13. Mai 2018

Vegan in Ljubljana

Ich war mal wieder auf Tour, und das natürlich nur für euch! Ich habe mich durch Ljubljana gegessen. Ich war vorher noch nie in Slowenien und die Hauptstadt hat einen tollen ersten Eindruck hinterlassen. Die Stadt ist wirklich sehr schön, durchzogen vom Fluss Ljubljanica, dessen Ufer mit Cafés und Restaurants sehr einladend ist. Mein Mann und ich haben für unseren Ausflug ein schönes, warmes Wochenende erwischt, an dem sich das Leben auf der Straße abgespielt hat und für sehr viel Urlaubsgefühl bei uns gesorgt hat. Und das Beste: Man findet in Ljubljana die besten veganen Kuchen überhaupt... aber ich greife vor.

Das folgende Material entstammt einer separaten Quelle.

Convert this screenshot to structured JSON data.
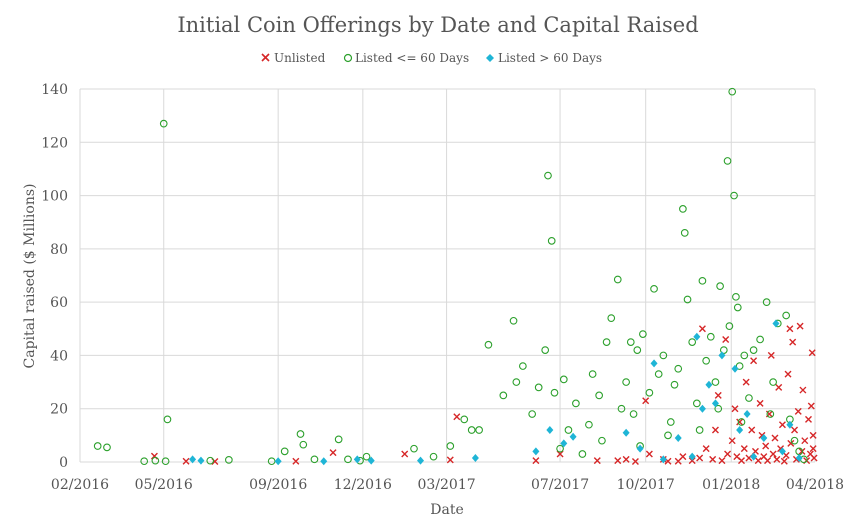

Am Hinweg war ein Zwischenstopp am Bleder See angesagt, der in Reiseführern schwerst gehyped wird und etwa 45 Minuten von Ljubljana entfernt ist. Und ja, er ist eh ganz nett... aber das war's halt auch schon. Der See ist relativ klein und nichts, was man in Österreich oder Deutschland nicht schon mal gesehen hätte. Wer Nerven aus Stahl hat und sich gerne mit Touristengruppen umgibt, der wandert noch auf das Schlösschen hinauf (und bereut es oben, eingezwickt und schwitzig zwischen Amerikaner und Chinesen, extrem). Kann man hinfahren, muss man aber nicht. Wir haben ein Picknick im Park gegessen und das war neben einem netten Spaziergang und dem klassischen Foto vom Kirchlein in der Mitte des Sees das Highlight.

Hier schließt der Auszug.